Chesapeake said two horizontal wells drilled in the Hogshooter play in the Anadarko Basin have produced more than 100,000 barrels of oil equivalent, or BOE, in the past month.
One well produced a combined 68,400 BOE in its first 13 days, including five days of testing, and the other well produced 57,000 BOE in its first 27 days, the company said.
Chesapeake owns about 30,000 net acres in the play, and it intends to drill at least 65 more wells in the area during the next few years, the company said.
We expect this new Hogshooter discovery to provide a significant boost to Chesapeake's focus on harvesting its existing assets for growth and value creation rather than on pursuing new leasehold, said CEO Aubrey K. McClendon.
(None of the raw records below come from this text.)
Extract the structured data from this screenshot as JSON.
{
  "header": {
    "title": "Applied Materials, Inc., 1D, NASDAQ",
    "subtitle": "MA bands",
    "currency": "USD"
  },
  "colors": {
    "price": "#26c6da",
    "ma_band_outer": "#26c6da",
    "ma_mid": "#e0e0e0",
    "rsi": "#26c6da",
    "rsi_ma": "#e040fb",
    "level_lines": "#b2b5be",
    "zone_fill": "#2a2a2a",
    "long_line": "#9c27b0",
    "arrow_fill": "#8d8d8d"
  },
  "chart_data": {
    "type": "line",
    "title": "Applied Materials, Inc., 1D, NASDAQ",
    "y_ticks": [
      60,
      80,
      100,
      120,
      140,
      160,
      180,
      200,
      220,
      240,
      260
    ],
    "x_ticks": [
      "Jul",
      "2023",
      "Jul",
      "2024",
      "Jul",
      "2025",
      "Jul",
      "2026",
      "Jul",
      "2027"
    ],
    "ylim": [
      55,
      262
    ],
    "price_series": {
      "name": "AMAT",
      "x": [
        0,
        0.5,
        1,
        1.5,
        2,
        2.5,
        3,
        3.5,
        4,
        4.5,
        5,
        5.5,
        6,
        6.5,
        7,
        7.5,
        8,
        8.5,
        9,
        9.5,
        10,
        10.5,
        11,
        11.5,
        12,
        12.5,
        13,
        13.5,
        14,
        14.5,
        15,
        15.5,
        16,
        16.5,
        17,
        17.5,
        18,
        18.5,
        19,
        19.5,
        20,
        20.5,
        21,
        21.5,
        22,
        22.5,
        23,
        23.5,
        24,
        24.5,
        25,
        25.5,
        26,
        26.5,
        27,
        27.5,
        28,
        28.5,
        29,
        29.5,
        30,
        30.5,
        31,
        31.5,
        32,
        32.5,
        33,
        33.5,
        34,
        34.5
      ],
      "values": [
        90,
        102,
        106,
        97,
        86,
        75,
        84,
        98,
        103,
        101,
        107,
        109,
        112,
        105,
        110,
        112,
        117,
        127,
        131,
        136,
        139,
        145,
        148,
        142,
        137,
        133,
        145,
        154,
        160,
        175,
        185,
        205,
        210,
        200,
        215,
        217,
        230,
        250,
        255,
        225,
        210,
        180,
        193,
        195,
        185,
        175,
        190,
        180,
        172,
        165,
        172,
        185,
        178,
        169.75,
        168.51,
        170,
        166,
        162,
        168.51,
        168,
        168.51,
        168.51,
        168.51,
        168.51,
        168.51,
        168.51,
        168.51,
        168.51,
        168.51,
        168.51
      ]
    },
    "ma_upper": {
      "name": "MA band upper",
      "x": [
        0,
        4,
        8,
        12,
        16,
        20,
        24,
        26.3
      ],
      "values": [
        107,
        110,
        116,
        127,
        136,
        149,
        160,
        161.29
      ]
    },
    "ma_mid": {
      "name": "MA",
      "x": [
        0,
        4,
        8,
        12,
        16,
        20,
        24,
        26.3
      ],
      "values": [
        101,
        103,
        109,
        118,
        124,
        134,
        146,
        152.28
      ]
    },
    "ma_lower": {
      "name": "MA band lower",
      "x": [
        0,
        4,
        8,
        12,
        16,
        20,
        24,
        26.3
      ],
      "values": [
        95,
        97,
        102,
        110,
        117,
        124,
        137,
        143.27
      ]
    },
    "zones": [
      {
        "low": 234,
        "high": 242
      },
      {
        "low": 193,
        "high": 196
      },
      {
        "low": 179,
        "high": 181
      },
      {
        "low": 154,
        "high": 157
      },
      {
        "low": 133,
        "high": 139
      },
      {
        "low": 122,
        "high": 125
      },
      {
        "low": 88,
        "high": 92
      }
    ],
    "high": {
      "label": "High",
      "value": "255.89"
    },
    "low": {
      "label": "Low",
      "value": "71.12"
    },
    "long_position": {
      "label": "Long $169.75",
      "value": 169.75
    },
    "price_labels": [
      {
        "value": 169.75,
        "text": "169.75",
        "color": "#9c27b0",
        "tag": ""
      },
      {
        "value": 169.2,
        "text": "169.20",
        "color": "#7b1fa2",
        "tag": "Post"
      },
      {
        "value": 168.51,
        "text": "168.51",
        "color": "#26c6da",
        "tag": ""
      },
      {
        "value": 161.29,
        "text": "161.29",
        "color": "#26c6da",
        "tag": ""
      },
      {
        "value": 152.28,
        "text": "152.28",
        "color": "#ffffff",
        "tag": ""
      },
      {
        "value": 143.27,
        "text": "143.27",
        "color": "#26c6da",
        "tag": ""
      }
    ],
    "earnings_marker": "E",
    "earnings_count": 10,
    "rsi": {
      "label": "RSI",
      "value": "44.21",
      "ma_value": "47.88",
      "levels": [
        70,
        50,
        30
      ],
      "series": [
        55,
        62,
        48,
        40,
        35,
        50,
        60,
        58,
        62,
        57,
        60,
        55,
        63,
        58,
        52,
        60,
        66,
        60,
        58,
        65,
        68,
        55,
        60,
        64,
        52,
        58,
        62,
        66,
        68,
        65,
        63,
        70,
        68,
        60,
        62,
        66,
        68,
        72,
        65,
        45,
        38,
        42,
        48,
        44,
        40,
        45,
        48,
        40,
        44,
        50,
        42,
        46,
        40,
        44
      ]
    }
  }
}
The discovery could be a boost to the company, which is struggling with debt after acquiring millions of acres in shale leases throughout the country.
Chesapeake had previously announced it will have to sell billions of dollars in assets this year.
In May, the company took out a $4 billion loan to remain liquid, amid falling natural-gas prices that are hurting revenue.
McClendon said he hopes the Hogshooter discoveries will help the company financially: [T]his new Hogshooter development area should further enhance our growing liquids production, which we expect will have transformational effects on our company's operational and financial performance in the years ahead.
In Friday trading, Chesapeake stock closed down $1.32, or 7.81 percent, to $15.72. The price is down by more than 50 percent from its 52-week high of $35.75.